A: In general, no. However, districts should review their contracts and collective bargaining agreements in making this assessment.  Districts should consider paying these staff if they are able to meaningfully contribute to the Continuity of Learning and COVID-19 Response Plan.

  1. Q:  What does “collaborate” mean for the purposes of Executive Order 2020-35?

A:  Continuity of Learning and Covid-19 Response Plans should not be considered “pilot programs.”  District administrators shall collaborate with school board members, teachers and staff, and any representatives of staff in a meaningful and substantive manner to develop the Continuity of Learning and COVID-19 Response Plan.  Continuity of Learning and COVID-19 Response Plans should be consistent with collective bargaining agreements.          

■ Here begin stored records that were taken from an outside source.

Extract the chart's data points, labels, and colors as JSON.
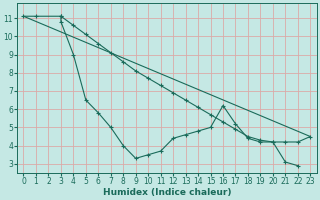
{
  "xlabel": "Humidex (Indice chaleur)",
  "xlim": [
    -0.5,
    23.5
  ],
  "ylim": [
    2.5,
    11.8
  ],
  "background_color": "#c5e8e4",
  "grid_color": "#dbaaa8",
  "line_color": "#1a6b5a",
  "series": [
    {
      "x": [
        0,
        1,
        3,
        3,
        4,
        5,
        6,
        7,
        8,
        9,
        10,
        11,
        12,
        13,
        14,
        15,
        16,
        17,
        18,
        19,
        20,
        21,
        22
      ],
      "y": [
        11.1,
        11.1,
        11.1,
        10.8,
        9.0,
        6.5,
        5.8,
        5.0,
        4.0,
        3.3,
        3.5,
        3.7,
        4.4,
        4.6,
        4.8,
        5.0,
        6.2,
        5.2,
        4.4,
        4.2,
        4.2,
        3.1,
        2.9
      ]
    },
    {
      "x": [
        0,
        23
      ],
      "y": [
        11.1,
        4.5
      ]
    },
    {
      "x": [
        3,
        4,
        5,
        6,
        7,
        8,
        9,
        10,
        11,
        12,
        13,
        14,
        15,
        16,
        17,
        18,
        19,
        20,
        21,
        22,
        23
      ],
      "y": [
        11.1,
        10.6,
        10.1,
        9.6,
        9.1,
        8.6,
        8.1,
        7.7,
        7.3,
        6.9,
        6.5,
        6.1,
        5.7,
        5.3,
        4.9,
        4.5,
        4.3,
        4.2,
        4.2,
        4.2,
        4.5
      ]
    }
  ],
  "xticks": [
    0,
    1,
    2,
    3,
    4,
    5,
    6,
    7,
    8,
    9,
    10,
    11,
    12,
    13,
    14,
    15,
    16,
    17,
    18,
    19,
    20,
    21,
    22,
    23
  ],
  "yticks": [
    3,
    4,
    5,
    6,
    7,
    8,
    9,
    10,
    11
  ],
  "tick_fontsize": 5.5,
  "xlabel_fontsize": 6.5
}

District employees permitted in district buildings

  1. Q:  Can districts require in-person work? 

A: It depends. Districts should promote remote work to the fullest extent possible and may only require employees and contractors to work on-site if in-person work is absolutely necessary to conduct minimum basic school operations or facilitate Continuity of Learning and COVID-19 Response Plan. All in-person work should be consistent with the guidelines set out section 3 of the order.  

  1. Q:  Do the limitations on in-person instruction prohibit a teacher from visiting a pupil so long as they maintain social distancing requirements?  

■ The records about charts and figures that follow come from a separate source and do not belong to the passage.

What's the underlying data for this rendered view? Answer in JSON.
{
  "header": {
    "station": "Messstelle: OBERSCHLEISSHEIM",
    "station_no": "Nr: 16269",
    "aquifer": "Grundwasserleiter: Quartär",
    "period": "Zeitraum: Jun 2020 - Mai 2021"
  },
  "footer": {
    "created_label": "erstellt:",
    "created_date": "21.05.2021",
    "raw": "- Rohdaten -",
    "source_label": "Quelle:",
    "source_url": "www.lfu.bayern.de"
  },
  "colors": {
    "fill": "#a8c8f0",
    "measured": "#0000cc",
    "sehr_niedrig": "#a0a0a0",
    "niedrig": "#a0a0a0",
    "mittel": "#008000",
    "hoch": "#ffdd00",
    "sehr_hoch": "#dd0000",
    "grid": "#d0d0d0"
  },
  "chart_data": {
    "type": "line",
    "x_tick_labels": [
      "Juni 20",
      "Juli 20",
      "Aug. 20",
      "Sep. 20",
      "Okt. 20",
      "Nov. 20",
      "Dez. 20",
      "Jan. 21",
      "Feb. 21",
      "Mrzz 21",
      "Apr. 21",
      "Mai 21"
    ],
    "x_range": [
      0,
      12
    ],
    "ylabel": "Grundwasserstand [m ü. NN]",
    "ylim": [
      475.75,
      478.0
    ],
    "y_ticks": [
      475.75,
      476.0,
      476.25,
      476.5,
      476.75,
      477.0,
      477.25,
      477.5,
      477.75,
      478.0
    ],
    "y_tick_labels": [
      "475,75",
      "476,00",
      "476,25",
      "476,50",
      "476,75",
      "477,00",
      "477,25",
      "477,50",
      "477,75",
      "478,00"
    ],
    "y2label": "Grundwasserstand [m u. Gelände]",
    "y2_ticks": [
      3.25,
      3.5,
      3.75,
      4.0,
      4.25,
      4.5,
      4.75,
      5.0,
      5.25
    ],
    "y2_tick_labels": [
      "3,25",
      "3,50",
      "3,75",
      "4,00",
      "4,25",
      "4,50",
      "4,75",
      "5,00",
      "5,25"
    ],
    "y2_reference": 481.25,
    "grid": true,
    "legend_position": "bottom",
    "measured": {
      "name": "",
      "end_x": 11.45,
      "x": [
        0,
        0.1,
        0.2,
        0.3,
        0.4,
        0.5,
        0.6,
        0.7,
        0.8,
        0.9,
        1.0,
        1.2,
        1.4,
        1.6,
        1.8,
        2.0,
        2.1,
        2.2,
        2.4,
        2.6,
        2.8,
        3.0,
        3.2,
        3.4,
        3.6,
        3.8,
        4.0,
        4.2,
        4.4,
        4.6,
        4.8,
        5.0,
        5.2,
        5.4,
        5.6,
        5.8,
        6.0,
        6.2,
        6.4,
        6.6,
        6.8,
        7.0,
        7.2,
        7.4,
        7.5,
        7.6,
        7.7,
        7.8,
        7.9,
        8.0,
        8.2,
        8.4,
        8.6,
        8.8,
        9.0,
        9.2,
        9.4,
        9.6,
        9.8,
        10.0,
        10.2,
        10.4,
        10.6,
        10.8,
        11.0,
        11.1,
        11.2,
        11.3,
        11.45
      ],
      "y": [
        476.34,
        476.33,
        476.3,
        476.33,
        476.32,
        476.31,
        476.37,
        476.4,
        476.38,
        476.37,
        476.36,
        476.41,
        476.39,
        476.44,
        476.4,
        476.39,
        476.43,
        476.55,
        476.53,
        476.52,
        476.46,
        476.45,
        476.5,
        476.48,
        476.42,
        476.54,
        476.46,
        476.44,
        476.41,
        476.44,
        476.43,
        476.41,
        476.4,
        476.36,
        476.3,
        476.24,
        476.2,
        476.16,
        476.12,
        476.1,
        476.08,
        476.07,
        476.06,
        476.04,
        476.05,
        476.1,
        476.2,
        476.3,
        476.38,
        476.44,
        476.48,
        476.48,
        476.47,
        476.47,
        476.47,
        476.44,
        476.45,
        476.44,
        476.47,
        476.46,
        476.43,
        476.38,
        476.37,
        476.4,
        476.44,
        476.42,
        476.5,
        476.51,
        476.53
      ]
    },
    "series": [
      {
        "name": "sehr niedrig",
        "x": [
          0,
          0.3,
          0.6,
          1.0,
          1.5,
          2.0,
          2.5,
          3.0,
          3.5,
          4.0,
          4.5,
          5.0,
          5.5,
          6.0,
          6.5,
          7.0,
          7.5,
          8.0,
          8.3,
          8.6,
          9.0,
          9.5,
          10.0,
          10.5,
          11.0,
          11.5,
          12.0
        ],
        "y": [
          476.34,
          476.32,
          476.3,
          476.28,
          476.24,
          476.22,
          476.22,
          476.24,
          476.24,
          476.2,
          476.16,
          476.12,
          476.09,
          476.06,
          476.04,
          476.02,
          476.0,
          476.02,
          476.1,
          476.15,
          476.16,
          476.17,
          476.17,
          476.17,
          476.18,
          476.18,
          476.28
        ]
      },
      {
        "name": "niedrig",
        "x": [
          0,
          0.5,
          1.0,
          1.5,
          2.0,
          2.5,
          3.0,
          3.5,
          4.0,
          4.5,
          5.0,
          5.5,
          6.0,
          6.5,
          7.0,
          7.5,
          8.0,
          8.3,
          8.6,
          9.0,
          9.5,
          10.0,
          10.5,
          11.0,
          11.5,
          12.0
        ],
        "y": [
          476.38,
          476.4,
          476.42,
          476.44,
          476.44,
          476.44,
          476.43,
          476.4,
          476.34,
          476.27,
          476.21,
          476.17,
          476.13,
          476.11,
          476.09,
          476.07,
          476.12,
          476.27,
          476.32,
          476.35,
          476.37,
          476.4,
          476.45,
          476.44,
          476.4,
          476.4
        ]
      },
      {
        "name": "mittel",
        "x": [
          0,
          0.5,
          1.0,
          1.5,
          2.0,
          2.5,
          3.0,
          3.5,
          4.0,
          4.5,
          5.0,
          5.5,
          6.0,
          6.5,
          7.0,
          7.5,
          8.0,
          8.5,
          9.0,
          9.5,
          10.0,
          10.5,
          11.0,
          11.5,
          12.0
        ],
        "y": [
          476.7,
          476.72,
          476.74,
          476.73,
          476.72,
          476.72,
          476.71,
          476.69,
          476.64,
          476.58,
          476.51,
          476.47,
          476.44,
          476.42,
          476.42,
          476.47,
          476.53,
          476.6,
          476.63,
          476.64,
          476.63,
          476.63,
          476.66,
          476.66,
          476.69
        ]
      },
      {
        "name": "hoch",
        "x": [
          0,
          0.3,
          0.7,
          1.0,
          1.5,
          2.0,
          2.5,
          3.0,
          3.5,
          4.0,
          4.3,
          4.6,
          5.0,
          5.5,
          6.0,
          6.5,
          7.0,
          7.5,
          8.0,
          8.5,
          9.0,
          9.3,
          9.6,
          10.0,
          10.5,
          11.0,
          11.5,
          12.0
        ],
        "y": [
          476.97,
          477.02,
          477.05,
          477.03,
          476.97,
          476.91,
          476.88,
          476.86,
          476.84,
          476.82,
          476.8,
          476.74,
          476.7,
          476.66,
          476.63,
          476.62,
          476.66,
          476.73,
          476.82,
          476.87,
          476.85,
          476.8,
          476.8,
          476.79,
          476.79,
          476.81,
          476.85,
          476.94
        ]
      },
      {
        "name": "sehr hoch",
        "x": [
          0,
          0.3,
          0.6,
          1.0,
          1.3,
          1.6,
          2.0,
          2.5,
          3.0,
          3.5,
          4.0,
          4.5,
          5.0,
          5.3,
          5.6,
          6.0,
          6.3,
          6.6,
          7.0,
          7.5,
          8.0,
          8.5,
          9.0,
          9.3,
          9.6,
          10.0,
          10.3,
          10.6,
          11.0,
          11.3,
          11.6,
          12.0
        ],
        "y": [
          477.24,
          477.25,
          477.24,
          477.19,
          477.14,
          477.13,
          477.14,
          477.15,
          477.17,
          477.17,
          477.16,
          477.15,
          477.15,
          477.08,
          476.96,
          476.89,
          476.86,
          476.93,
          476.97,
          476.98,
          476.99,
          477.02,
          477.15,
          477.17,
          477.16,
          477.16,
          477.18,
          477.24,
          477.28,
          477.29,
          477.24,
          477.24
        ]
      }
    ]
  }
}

A:  In-person instruction, including visits with social distancing, should be avoided whenever possible.

  1. Q:  Can districts begin or continue school construction projects?

A:  In general, no. While some limited forms of construction are permissible under Executive Order 2020-42, “Stay Home Stay Safe” or any order that may follow, school construction projects do not generally qualify under these limited circumstances. However, emergency maintenance and repairs are permitted to restore functionality of district buildings.

For constructions projects that have already begun, workers are only permitted to preserve the current condition of the project, such as putting in place temporary security and weatherization measures.  All other in-person work on school construction projects must cease until the restrictions of the order are lifted and normal operations resume.   

Implementation

  1. Q:  Can a district extend this school year (2019-20) and/or start next school year earlier than anticipated (2020-21)?

A: Yes. Under Executive Order 2020-35, districts may choose to adopt a balanced calendar (or year-round) instructional program for the remainder of the 2019-20 school year and/or for the 2020-21 school year, including starting the 2020-21 school year before Labor Day without requesting an additional waiver.  Districts that do not exercise this option should not “end” their Continuity of Learning  and COVID-19 Response Plan before their previously adopted school year end date.  These decisions are subject to collective bargaining.    

 

  1. Q:  May school districts donate materials and supplies to community organizations, even if those supplies were purchased with state funds?

A:  Yes, districts may donate PPE (gowns, gloves, masks), supplies (cleaning/disinfectant supplies, hand sanitizers, and other materials) to organizations in their community that need them – and Governor Whitmer encourages them to do so as soon as possible.